Letztes Beispiel: Es ging um die Causa Müller-Esch, die längst zu einem Fall Boldt geworden ist. Und es ging um den Rüffel des Freiburger Regierungspräsidiums, in dem Bürgermeister Boldt kritisiert wurde, weil er die Anhörung des Beschuldigten in der Gemeinderatssitzung, in der die Kündigung von Müller-Esch übers Knie gebrochen worden war, verweigert hatte. Sein damaliger Hinweis auf die Gemeindeordnung war falsch. Das Regierungspräsidium Freiburg widersprach später: Eine Anhörung wäre sehr wohl möglich gewesen.

Claus Boldt, Bürgermeister auf Abruf, entgegnete in einer späteren Gemeinderatssitzung lauthals, er hätte die einschlägigen Kommentare zur Gemeindeordnung studiert und wäre schlicht zu einer anderen Einschätzung als das Regierungspräsidium gelangt. Von einer Entschuldigung für seine Fehleinschätzung, für seine Fehlinformation, war er damals wie heute weit entfernt.

Neues Beispiel? Und wieder rückt der Fall Müller-Esch in den Mittelpunkt: Am kommenden Wochenende läuft die Frist ab, in der Revision gegen das Arbeitsgerichtsurteil Müller-Esch eingelegt werden kann. Es spricht manches dafür, dass im nicht öffentlichen Teil der heutigen Gemeinderatssitzung über das weitere Vorgehen beraten werden wird. Und es spricht vieles dafür, dass die Verwaltung auf Rat ihres Rechtsbeistandes das Risiko einer Verhandlung dann vor dem Landesarbeitsgericht in Freiburg eingehen könnte.

Ganz schön mutig wäre das. Und teuer dazu. Denn ein solches, wieder monatelanges Verfahren würde viel Geld – Prozess- und Anwaltskosten, aber auch Gehaltsfortzahlungen -, verschlingen. Die Aussichten für die Stadt, dieses Mal zu obsiegen, sind nach dem bemerkenswerten Urteil in 1. Instanz, das einer Klatsche für die Spitalstiftung gleichkommt, denkbar schlecht. Zu vermuten ist, dass auch dieses Mal schlechte juristische Ratgeber am Werke sind.

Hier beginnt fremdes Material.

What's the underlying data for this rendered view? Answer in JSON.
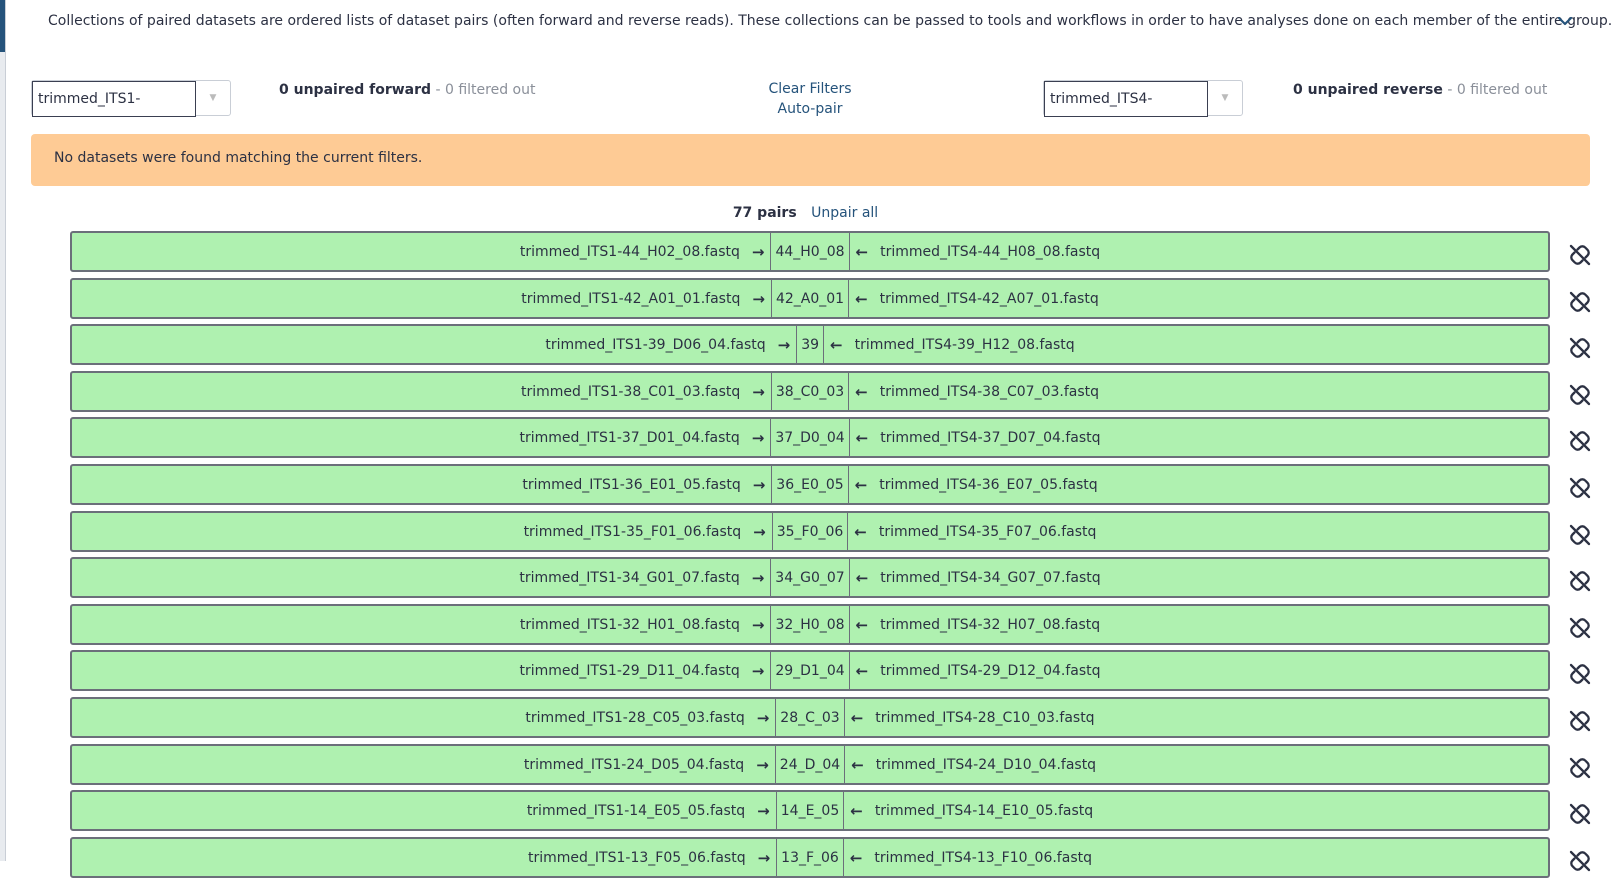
{
  "intro": {
    "text": "Collections of paired datasets are ordered lists of dataset pairs (often forward and reverse reads). These collections can be passed to tools and workflows in order to have analyses done on each member of the entire group. ..."
  },
  "forward": {
    "filter_value": "trimmed_ITS1-",
    "unpaired_count": "0 unpaired forward",
    "filtered_out": "- 0 filtered out"
  },
  "reverse": {
    "filter_value": "trimmed_ITS4-",
    "unpaired_count": "0 unpaired reverse",
    "filtered_out": "- 0 filtered out"
  },
  "actions": {
    "clear_filters": "Clear Filters",
    "auto_pair": "Auto-pair"
  },
  "warning": "No datasets were found matching the current filters.",
  "pairs_header": {
    "count": "77 pairs",
    "unpair_all": "Unpair all"
  },
  "pairs": [
    {
      "forward": "trimmed_ITS1-44_H02_08.fastq",
      "name": "44_H0_08",
      "reverse": "trimmed_ITS4-44_H08_08.fastq"
    },
    {
      "forward": "trimmed_ITS1-42_A01_01.fastq",
      "name": "42_A0_01",
      "reverse": "trimmed_ITS4-42_A07_01.fastq"
    },
    {
      "forward": "trimmed_ITS1-39_D06_04.fastq",
      "name": "39",
      "reverse": "trimmed_ITS4-39_H12_08.fastq"
    },
    {
      "forward": "trimmed_ITS1-38_C01_03.fastq",
      "name": "38_C0_03",
      "reverse": "trimmed_ITS4-38_C07_03.fastq"
    },
    {
      "forward": "trimmed_ITS1-37_D01_04.fastq",
      "name": "37_D0_04",
      "reverse": "trimmed_ITS4-37_D07_04.fastq"
    },
    {
      "forward": "trimmed_ITS1-36_E01_05.fastq",
      "name": "36_E0_05",
      "reverse": "trimmed_ITS4-36_E07_05.fastq"
    },
    {
      "forward": "trimmed_ITS1-35_F01_06.fastq",
      "name": "35_F0_06",
      "reverse": "trimmed_ITS4-35_F07_06.fastq"
    },
    {
      "forward": "trimmed_ITS1-34_G01_07.fastq",
      "name": "34_G0_07",
      "reverse": "trimmed_ITS4-34_G07_07.fastq"
    },
    {
      "forward": "trimmed_ITS1-32_H01_08.fastq",
      "name": "32_H0_08",
      "reverse": "trimmed_ITS4-32_H07_08.fastq"
    },
    {
      "forward": "trimmed_ITS1-29_D11_04.fastq",
      "name": "29_D1_04",
      "reverse": "trimmed_ITS4-29_D12_04.fastq"
    },
    {
      "forward": "trimmed_ITS1-28_C05_03.fastq",
      "name": "28_C_03",
      "reverse": "trimmed_ITS4-28_C10_03.fastq"
    },
    {
      "forward": "trimmed_ITS1-24_D05_04.fastq",
      "name": "24_D_04",
      "reverse": "trimmed_ITS4-24_D10_04.fastq"
    },
    {
      "forward": "trimmed_ITS1-14_E05_05.fastq",
      "name": "14_E_05",
      "reverse": "trimmed_ITS4-14_E10_05.fastq"
    },
    {
      "forward": "trimmed_ITS1-13_F05_06.fastq",
      "name": "13_F_06",
      "reverse": "trimmed_ITS4-13_F10_06.fastq"
    }
  ]
}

Vor allem aber würde solche Rechthaberei dem Ruf der Stadt schaden. Denn nach dem Maultaschenfall (auch da war Bürgermeister Boldt verantwortlich) warten Journalisten bundesweit nur auf den geeigneten Zeitpunkt, den günstigen Anlass, diese Konstanz-Blamage zeilenträchtig auszuschlachten. Von „schlechter Presse“ spricht man dann. Von der Häme ganz zu schweigen.